AIM: To assess the clinical performance of a multifocal corneoscleral lens for the presbyopia correction. METHODS: A prospective clinical trial of the Onefit™ A multifocal corneoscleral lens was conducted with 40 participants with presbyopia. At 4wk of continuous wear of the corneoscleral lens, changes in the distance, intermediate, and near visual acuity (VA) were evaluated.
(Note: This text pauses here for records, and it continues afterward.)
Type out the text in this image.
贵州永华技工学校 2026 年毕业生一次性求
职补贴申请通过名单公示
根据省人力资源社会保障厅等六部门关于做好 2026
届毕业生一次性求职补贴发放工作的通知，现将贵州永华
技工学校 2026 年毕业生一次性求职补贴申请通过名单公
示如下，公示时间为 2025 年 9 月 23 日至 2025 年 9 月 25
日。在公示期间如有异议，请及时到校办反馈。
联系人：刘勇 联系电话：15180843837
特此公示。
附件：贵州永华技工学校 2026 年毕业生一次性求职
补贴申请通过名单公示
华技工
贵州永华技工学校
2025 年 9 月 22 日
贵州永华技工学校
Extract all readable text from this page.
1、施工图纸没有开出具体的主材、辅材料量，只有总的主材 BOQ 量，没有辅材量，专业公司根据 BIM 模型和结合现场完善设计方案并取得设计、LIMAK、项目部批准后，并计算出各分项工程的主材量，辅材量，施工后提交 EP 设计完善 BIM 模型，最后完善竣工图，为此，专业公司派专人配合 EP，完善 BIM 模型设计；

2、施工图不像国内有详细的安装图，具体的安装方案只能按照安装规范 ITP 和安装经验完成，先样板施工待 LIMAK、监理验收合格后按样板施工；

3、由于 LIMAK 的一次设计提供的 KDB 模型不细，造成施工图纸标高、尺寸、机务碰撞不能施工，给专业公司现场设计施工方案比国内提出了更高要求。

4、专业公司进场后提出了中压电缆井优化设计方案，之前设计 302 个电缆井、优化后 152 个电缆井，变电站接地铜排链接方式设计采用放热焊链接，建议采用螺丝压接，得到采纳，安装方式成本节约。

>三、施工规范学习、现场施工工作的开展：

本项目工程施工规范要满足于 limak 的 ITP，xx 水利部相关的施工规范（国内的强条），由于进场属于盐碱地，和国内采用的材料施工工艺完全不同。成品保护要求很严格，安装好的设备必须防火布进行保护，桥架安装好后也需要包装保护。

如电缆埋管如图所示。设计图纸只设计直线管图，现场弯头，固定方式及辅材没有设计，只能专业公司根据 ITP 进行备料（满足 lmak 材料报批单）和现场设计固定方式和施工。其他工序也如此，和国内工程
The safety of the corneoscleral lens, central corneal thickness (CCT), corneal endothelial cell count, binocular stereopsis, tear film break-up time (BUT), corneal staining, corneal edema, corneal neovascularization (NV), and conjunctival hyperemia were examined. In addition, a subjective questionnaire addressing satisfaction (rated from 1 to 5 points) and discomfort (rated from 1 to 5 points) was administered. RESULTS: Forty participants were enrolled in this study. Six participants were excluded because of poor compliance with lens fitting (n=2) and loss to follow-up (n=4). The mean age of the participants was 53.0±4.9y. At 4wk of continuous wear of the corneoscleral lens, the best corrected far, intermediate, and near VA was 0.08±0.11, 0.10±0.12, and 0.10±0.12 logMAR, respectively. These results were significant improvements over the baseline uncorrected VA (far: P=0.004; intermediate: P=0.004; near: P=0.002). CCT, corneal endothelial cell count, binocular stereopsis, BUT, corneal staining, corneal edema, corneal NV, and conjunctival hyperemia were not significantly different between baseline and after corneoscleral lens use. The average satisfaction scores for fit sensation; corrected far, intermediate, and near VA; and ease of handling were 4.1, 3.4, 3.6, 3.5, and 3.4, respectively. The average discomfort scores for dryness, irritation, foreign body sensation, redness, fogging, and halo were 1.7, 1.8, 1.5, 1.7, 1.7, and 1.3, respectively. CONCLUSION: Far, intermediate, and near VA are improved in presbyopic patients with the multifocal corneoscleral lens compared to uncorrected baseline VA, without adverse ocular effects. This evidence supports the safety and effectiveness of presbyopia correction with multifocal corneoscleral lenses.